The 10 a.m. service will be streamed at www.hillsidememorial.org/holocaust-remembrance-day.

The Anti-Defamation League's Western Division will mark Yom HaShoah by streaming the 1953 episode of "This Is Your Life" featuring Hanna Bloch Kohner, a Holocaust survivor who lived through four concentration camps, including Auschwitz. The episode was the first time the Holocaust was mentioned on American television.

A discussion with Kohner's daughter, educator Julie Kohner, and ADL West Coast senior staff will follow.

The virtual event will begin at 12:30 p.m. Registration can be made at adl.zoom.us/webinar/register/WN_GIekrzmYSbCt6IpWuZrkFA#/registration

A communitywide Holocaust Remembrance Day commemoration was held Sunday at Pan Pacific Park, marking the 80th anniversary of the Warsaw Ghetto uprising and the revolts at the Sobibor and Treblinka death camps, and included a speech by Harry Davids, whose parents were murdered at Sobibor.

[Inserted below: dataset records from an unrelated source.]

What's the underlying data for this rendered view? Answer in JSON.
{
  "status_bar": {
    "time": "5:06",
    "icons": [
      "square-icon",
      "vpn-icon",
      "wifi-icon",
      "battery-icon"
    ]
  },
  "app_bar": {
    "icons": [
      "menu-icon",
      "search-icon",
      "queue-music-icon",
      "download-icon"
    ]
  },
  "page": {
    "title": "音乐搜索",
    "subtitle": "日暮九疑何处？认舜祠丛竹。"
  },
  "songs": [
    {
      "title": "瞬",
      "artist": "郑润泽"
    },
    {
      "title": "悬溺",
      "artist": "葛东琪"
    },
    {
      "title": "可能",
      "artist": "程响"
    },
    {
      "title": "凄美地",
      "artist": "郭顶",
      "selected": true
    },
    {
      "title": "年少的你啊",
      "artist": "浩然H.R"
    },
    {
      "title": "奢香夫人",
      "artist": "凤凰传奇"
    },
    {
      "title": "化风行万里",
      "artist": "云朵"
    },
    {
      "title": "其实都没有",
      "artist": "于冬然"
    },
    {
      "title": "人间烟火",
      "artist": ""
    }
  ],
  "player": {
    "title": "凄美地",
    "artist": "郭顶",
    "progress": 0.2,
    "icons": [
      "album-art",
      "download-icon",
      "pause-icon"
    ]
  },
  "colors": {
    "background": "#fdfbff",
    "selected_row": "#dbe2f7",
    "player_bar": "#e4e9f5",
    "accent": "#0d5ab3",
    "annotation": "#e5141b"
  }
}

The keynote address was delivered by Jeffrey Abrams, the Los Angeles regional director of the Anti-Defamation League, who discussed the importance of the organization's new #LearnToNeverForget campaign, a public awareness and advocacy campaign to improve and expand Holocaust education.

Under a 1953 law passed by the Knesset, the Israeli parliament, Yom HaShoah, Holocaust Remembrance Day is annually observed on the 27th day of Nisan on the Hebrew calendar, which began at sundown Monday and ends at sundown Tuesday.

President Joe Biden issued a proclamation Friday declaring Sunday through April 23 as the "Days of Remembrance of Victims of the Holocaust," and calling "upon the people of the United States to observe this week and pause to remember victims and survivors of the Holocaust."

"The horrors of the Holocaust are painful to recount -- the savage murder of innocent families and the systemic dehumanization of entire populations," Biden said in the proclamation. "We remember the cries for help that went unanswered and the bright futures cut short.

"We must never look away from the truth of what happened. The rite of remembrance becomes more urgent with each passing year, as fewer survivors remain to share their stories and open our eyes to the harms of unchecked hatred."